В обеденный час город оживал: несмотря на пасмурную погоду и неприятный порывистый ветер, горожане не желали оставаться на обед в офисах и довольно быстро заполняли свободные столики уличных кафе и кондитерских, залы маленьких ресторанчиков и бистро. Крашников, решив, что им с Городовой небольшая передышка не повредит, предложил коллеге ненадолго остановиться, отдохнуть и пообедать. Получив задумчивый кивок головой в качестве положительного ответа, следователь свернул на подъездную дорожку к небольшому ресторанчику с разухабистой вывеской – «Застолье» в Верхнем городе – многие жители города, включая Крашникова, считали здешнего шеф-повара одним из лучших в своем деле.
Компактное двухэтажное здание ресторанчика «Застолье» располагалось на высоком холме и из окна на втором этаже, возле которого Крашникову и Городовой был предложен последний свободный столик, открывалась живописная панорама: на больничный городок, у самого подножия горы Альбатрос, на окраину Верхнего города, и, на плавно вытекающую из него, большую часть Центра.
Крашников удовлетворенно отметил, что Городовой пришлось по вкусу и внутреннее оформление ресторанчика в стиле старинной русской избы и вид на город из окна. Она сидела молча, глядя в окно, до того момента, когда к ним подошел официант с меню, после чего неожиданно предложила Крашникову заказать ей что-нибудь на свой вкус и отправилась в сторону уборной. Крашников снова подивился разительной перемене в поведении Городовой, после посещения Хабаровых. Ее деловитость, уверенность и высокомерие словно испарились в одночасье. Крашников поймал себя на мысли, что такой она нравится ему гораздо больше, но сразу же пресек свои размышления в этом направлении. И хотя он был чрезвычайно заинтригован тем, что же с ней происходит, а еще больше тем, что ему не удается определить этого самостоятельно, следователь решил, что не будет ни о чем ее спрашивать. Если захочет – расскажет обо всем сама.
Он решительно захлопнул меню, за годы холостяцкой жизни, изученное до мельчайших деталей и заказал два одинаковых обеда – стейк из семги с овощами, приготовленными на гриле, салат из морепродуктов, чизкейк «Нью-Йорк» на десерт и капучино без сахара.
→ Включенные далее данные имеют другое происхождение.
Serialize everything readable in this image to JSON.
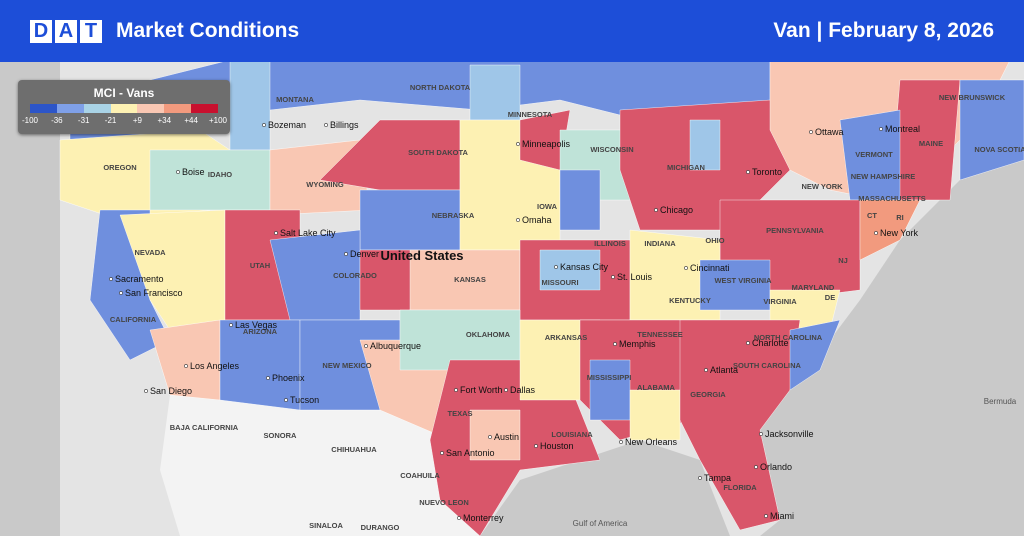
{
  "header": {
    "logo": [
      "D",
      "A",
      "T"
    ],
    "title": "Market Conditions",
    "equipment": "Van |",
    "date": "February 8, 2026"
  },
  "legend": {
    "title": "MCI - Vans",
    "labels": [
      "-100",
      "-36",
      "-31",
      "-21",
      "+9",
      "+34",
      "+44",
      "+100"
    ]
  },
  "map": {
    "country": "United States",
    "regions": [
      "MONTANA",
      "NORTH DAKOTA",
      "MINNESOTA",
      "SOUTH DAKOTA",
      "WISCONSIN",
      "MICHIGAN",
      "OREGON",
      "IDAHO",
      "WYOMING",
      "NEBRASKA",
      "IOWA",
      "ILLINOIS",
      "INDIANA",
      "OHIO",
      "PENNSYLVANIA",
      "NEVADA",
      "UTAH",
      "COLORADO",
      "KANSAS",
      "MISSOURI",
      "WEST VIRGINIA",
      "VIRGINIA",
      "KENTUCKY",
      "CALIFORNIA",
      "ARIZONA",
      "NEW MEXICO",
      "OKLAHOMA",
      "ARKANSAS",
      "TENNESSEE",
      "NORTH CAROLINA",
      "SOUTH CAROLINA",
      "MISSISSIPPI",
      "ALABAMA",
      "GEORGIA",
      "TEXAS",
      "LOUISIANA",
      "FLORIDA",
      "MARYLAND",
      "DE",
      "NJ",
      "CT",
      "RI",
      "MASSACHUSETTS",
      "NEW YORK",
      "VERMONT",
      "NEW HAMPSHIRE",
      "MAINE",
      "NEW BRUNSWICK",
      "NOVA SCOTIA",
      "SONORA",
      "CHIHUAHUA",
      "COAHUILA",
      "NUEVO LEON",
      "BAJA CALIFORNIA",
      "SINALOA",
      "DURANGO"
    ],
    "cities": [
      "Bozeman",
      "Billings",
      "Boise",
      "Minneapolis",
      "Ottawa",
      "Montreal",
      "Toronto",
      "Chicago",
      "Omaha",
      "Salt Lake City",
      "Denver",
      "Sacramento",
      "San Francisco",
      "Kansas City",
      "St. Louis",
      "Cincinnati",
      "New York",
      "Las Vegas",
      "Los Angeles",
      "San Diego",
      "Phoenix",
      "Tucson",
      "Albuquerque",
      "Memphis",
      "Charlotte",
      "Atlanta",
      "Fort Worth",
      "Dallas",
      "Austin",
      "Houston",
      "San Antonio",
      "New Orleans",
      "Jacksonville",
      "Orlando",
      "Tampa",
      "Miami",
      "Monterrey"
    ],
    "water": [
      "Gulf of America",
      "Bermuda"
    ]
  }
}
Крашников сделал заказ почти не раздумывая и был совершенно уверен, что это именно то, что нужно сейчас явно выбитой из колеи напарнице. Он получил подтверждение своему мнению, когда она через десять минут вернулась за столик, и официант подал им блюда с едой. Увидев семгу с овощами Городовая замерла на секунду, а потом взглянула на Крашникова и улыбнувшись сказала:
– Хороший выбор.
Эта ее улыбка оказалась такой искренней и пролилась таким поразительным теплом на сердце Крашникова, что он от неожиданности тоже заулыбался, но, спохватившись принял серьезное выражение лица и сдержанно кивнув головой, сосредоточился на еде.
Некоторое время над их столиком стояла тишина – спокойная, безмятежная расслабленная тишина, во время которой следователи наслаждались едой, приятной атмосферой ресторана и обществом друг друга.
Во время десерта и кофе, Городовая заговорила, и сразу стало ясно, что она наконец-то пришла в себя – вернулись те самые высокомерные и чуть насмешливые нотки в голосе, которые так раздражали, и в то же время чем-то привлекали Крашникова.